Gezien het voorgaande is de president van oordeel dat door de bebouwing op te richten tegen de zijgevel van eisers woning aan wordt voldaan aan het daaromtrent bepaalde in de gemeentelijke bouwverordening en er ook op deze grond voor verweerder geen gehoudenheid was de bouwvergunning te weigeren.
Ten aanzien van verzoekers, door vergunninghouder overigens weersproken, stelling dat de van het bouwplan deel uitmakende garage/berging in feite niet geheel tegen de zijgevel van zijn woning wordt opgericht en dat een, zij het kleine, tussenruimte wordt opengelaten, overweegt de president dat deze grief betrekking heeft op de feitelijke tenuitvoerlegging van de bouwvergunning en niet op de bouwvergunning als zodanig. Deze grief kan bij de beoordeling van het bestreden besluit geen rol spelen.
Nu ook voor het overige niet is gebleken van enige grond om gevraagde bouwvergunning te weigeren, dient het beroep ongegrond te worden verklaard.
Gezien de beslissing in de hoofdzaak is er geen grond meer een voorlopige voorziening te treffen.
Voor een proceskostenveroordeling zijn, gezien het voorgaande, geen termen aanwezig.
Mitsdien wordt als volgt beslist.
- verklaart het beroep ongegrond;
- wijst het verzoek tot het treffen van een voorlopige voorziening als bedoeld in artikel 8:81 van de Awb af.
Aldus gedaan door mr. W.C.E. Winfield als president in tegenwoordigheid van mr. A.F.P. Smeets als griffier en uitgesproken in het openbaar op 4 juli 2001.
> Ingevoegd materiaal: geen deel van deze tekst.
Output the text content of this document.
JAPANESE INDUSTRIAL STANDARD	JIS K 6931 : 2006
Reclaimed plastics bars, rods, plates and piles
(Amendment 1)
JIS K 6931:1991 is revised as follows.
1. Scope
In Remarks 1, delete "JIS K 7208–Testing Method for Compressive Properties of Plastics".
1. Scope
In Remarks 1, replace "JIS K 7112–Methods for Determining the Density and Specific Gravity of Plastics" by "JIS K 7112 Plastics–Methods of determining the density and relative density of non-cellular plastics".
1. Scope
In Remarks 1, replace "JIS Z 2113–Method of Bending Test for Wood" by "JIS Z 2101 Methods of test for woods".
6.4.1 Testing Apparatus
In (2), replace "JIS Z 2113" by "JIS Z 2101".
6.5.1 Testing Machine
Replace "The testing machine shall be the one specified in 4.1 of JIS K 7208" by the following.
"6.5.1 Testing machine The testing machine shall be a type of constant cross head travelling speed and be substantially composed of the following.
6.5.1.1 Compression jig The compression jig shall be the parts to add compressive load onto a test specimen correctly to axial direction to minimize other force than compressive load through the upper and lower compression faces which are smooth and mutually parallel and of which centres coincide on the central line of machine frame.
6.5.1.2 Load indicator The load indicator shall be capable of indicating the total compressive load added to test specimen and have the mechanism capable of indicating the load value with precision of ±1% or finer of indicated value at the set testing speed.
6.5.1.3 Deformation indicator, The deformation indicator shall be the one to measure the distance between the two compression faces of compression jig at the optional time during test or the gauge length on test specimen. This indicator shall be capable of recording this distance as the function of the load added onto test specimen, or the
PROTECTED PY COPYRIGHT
mr. A.F.P. Smeets is buiten staat
deze uitspraak te ondertekenen.
Partijen kunnen tegen deze uitspraak - voor zover daarbij op het beroep is beslist - binnen zes weken na de datum van toerzending beroep instellen bij de Afdeling bestuursrechtspraak van de Raad van State, Postbus 20019, 2500 EA
's-Gravenhage.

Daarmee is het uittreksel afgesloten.